A few things about the controller steering, so we can figure out whether there is in fact a bug or not, as internal testing showed significant gains:
Filtering is only active if your device type is not a wheel. It does not, however, use steering rates, but rather raw direct inputs. The smart filter is basically just a smart version of speed sensitivity - instead of limiting your steering to an arbitrary value, it uses slip angles to determine how far you want to be able to turn. At 100% steering aggression, it allows you to turn in at a 10° slip angle, which should be way more than enough to overdrive just about any tyre, for example. At maximum countersteering, it will aim the tyres towards the direction the car is going, to correct slides. Meaning if you keep the stick neutral, it will stay in-between those two possibilities, which usually is not fully enough to correct slides for you. It does, however, result in small steering movements reacting to your car - similar ones to what you would experience if you were to let go off the steering of a real race car, in fact.
If, and only if, your controls are digital (dpad, keys, etc), it will additionally use steering rates which were fine tuned to be as unintrusive as possible, however, they were hardcoded.
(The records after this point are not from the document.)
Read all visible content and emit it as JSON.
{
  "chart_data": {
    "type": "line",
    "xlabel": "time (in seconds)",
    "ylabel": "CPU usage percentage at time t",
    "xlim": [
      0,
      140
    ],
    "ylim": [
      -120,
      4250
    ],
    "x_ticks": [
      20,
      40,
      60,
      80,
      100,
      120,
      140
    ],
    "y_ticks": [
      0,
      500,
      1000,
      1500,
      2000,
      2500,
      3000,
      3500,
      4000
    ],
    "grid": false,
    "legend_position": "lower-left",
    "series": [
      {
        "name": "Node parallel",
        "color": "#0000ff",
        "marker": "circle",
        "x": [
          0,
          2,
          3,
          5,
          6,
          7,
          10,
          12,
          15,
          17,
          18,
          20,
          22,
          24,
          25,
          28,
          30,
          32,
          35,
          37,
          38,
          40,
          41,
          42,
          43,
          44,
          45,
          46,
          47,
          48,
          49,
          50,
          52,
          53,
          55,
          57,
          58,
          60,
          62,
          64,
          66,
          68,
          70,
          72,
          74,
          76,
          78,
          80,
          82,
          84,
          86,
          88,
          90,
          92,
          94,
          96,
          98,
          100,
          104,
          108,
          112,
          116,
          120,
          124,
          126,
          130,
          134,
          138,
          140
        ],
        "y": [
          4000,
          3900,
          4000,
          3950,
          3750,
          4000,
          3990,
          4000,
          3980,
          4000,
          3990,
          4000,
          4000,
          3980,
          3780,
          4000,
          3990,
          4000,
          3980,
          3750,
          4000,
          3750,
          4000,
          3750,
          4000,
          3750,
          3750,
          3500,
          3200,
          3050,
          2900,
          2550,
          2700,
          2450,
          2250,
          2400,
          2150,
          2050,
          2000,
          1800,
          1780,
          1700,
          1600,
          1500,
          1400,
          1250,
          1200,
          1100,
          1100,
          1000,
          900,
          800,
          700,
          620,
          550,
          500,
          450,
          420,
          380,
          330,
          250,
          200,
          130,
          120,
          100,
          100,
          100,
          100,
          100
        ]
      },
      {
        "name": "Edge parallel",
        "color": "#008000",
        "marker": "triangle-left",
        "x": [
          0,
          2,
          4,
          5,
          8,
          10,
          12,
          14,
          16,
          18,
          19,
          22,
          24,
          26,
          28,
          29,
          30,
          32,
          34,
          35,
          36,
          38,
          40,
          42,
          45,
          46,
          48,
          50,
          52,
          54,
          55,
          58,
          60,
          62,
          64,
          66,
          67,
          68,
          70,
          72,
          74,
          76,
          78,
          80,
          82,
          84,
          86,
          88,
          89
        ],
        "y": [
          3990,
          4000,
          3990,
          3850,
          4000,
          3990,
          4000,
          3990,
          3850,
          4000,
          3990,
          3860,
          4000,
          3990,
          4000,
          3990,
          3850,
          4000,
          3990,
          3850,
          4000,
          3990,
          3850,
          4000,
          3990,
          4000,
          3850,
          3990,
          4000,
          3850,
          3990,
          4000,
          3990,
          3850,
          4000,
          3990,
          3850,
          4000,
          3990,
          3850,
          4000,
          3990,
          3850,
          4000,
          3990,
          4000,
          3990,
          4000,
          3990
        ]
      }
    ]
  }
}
There is one known "bug" (less so bug rather than design problem) where if you use the wheel setting to disable all filtering, not setting your steering angle to the same as the max allowed steering angle in the settings will result in rather broken feeling steering, so make sure that's not the case here.
Either way, with analog controls, steering movement should still be absolutely instant, just within a certain range of slip angle of the front wheels.
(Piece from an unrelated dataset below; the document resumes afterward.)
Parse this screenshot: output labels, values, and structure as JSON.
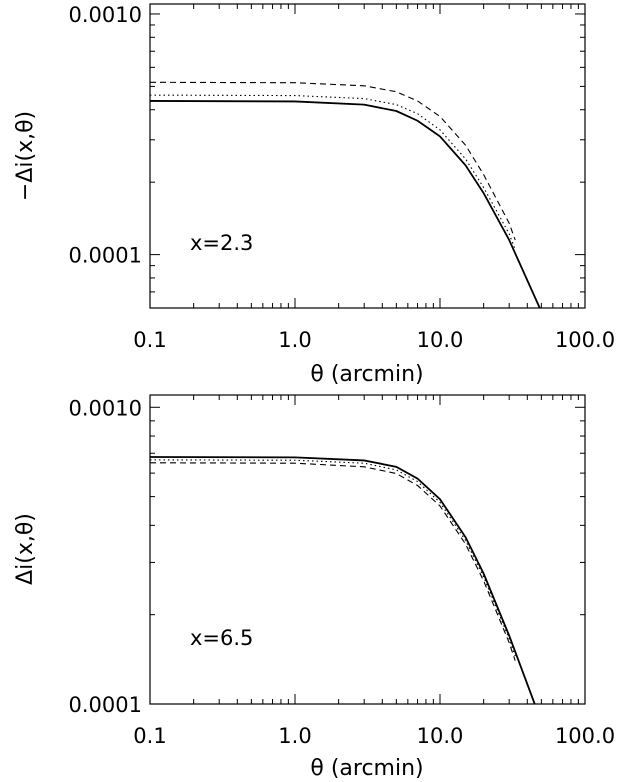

Internal testing actually showed slower steering was preferred, but untofrunately introducing actual steering rates to limit it turned out to make it too tricky to catch slides (either you'd be unable to correct them or you'd simply overcorrect and crash, and it would generally feel detached) so we decided not to use them for now. As you can see, ironically, for the exact reason that is being complained about.
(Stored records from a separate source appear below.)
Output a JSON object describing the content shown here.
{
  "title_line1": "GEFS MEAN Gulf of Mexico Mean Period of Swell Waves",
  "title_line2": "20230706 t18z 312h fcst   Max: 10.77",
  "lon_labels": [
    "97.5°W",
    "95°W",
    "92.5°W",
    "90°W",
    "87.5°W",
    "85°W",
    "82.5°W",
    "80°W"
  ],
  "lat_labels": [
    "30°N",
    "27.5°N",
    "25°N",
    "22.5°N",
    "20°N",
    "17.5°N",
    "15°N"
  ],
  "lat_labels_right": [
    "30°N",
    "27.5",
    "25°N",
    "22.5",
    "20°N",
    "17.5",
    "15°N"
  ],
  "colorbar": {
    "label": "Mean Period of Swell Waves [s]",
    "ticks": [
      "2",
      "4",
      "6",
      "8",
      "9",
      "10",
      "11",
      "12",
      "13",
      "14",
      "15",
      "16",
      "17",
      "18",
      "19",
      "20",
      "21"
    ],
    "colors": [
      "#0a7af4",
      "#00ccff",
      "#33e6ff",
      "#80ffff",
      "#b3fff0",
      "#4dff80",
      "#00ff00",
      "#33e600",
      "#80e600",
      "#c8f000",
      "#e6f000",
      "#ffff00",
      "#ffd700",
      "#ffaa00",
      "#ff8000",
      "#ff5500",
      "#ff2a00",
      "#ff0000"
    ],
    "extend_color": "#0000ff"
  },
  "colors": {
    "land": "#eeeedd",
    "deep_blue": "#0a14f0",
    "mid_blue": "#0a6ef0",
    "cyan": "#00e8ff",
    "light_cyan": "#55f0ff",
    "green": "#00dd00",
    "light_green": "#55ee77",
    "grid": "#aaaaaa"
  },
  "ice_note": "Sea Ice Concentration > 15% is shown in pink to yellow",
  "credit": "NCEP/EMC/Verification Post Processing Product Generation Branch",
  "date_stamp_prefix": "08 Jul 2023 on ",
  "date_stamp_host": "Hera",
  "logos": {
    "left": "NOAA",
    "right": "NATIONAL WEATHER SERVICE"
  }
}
While a steering rate setting would have been ideal, unfortunately actual steering rate systems meant for racing games are far too complex for a single setting to control them, and we don't want our users to require a degree in rocket science just in order to set up their controllers.
The Grand Prix series of games found a pretty nice way to solve it, which happens to use slip angles too, and due to this happens to have similar steering behaviour as our system where the steering wheel snaps back when you let go. They are a great example for how complex steering rates would get, and allow very limited adjustment for that reason. If you've played those in the past and find this does not apply at all, please let us know (ideally with a video showing controller input and actual game steering) and send us your controller file to investigate.
There's a reason we decided to keep the wheel option filter free. If yours is definitely not filter free, please send a recording and your controller file our way as that would have to be fixed ASAP.
I am not in my office right now but once I am, I will record and post a video how it's supposed to look. Either way, a game that wants to be taken seriously needs an easy way to make gamepad controls work for more people than hardcore enthusiasts. We found this one to improve controls and laptimes significantly, even for advanced players, to the point where it was no problem to get within a second per lap of even esport times without much practice, and without feeling intrusive. So yeah, as stated, if it doesn't do that, please let us know.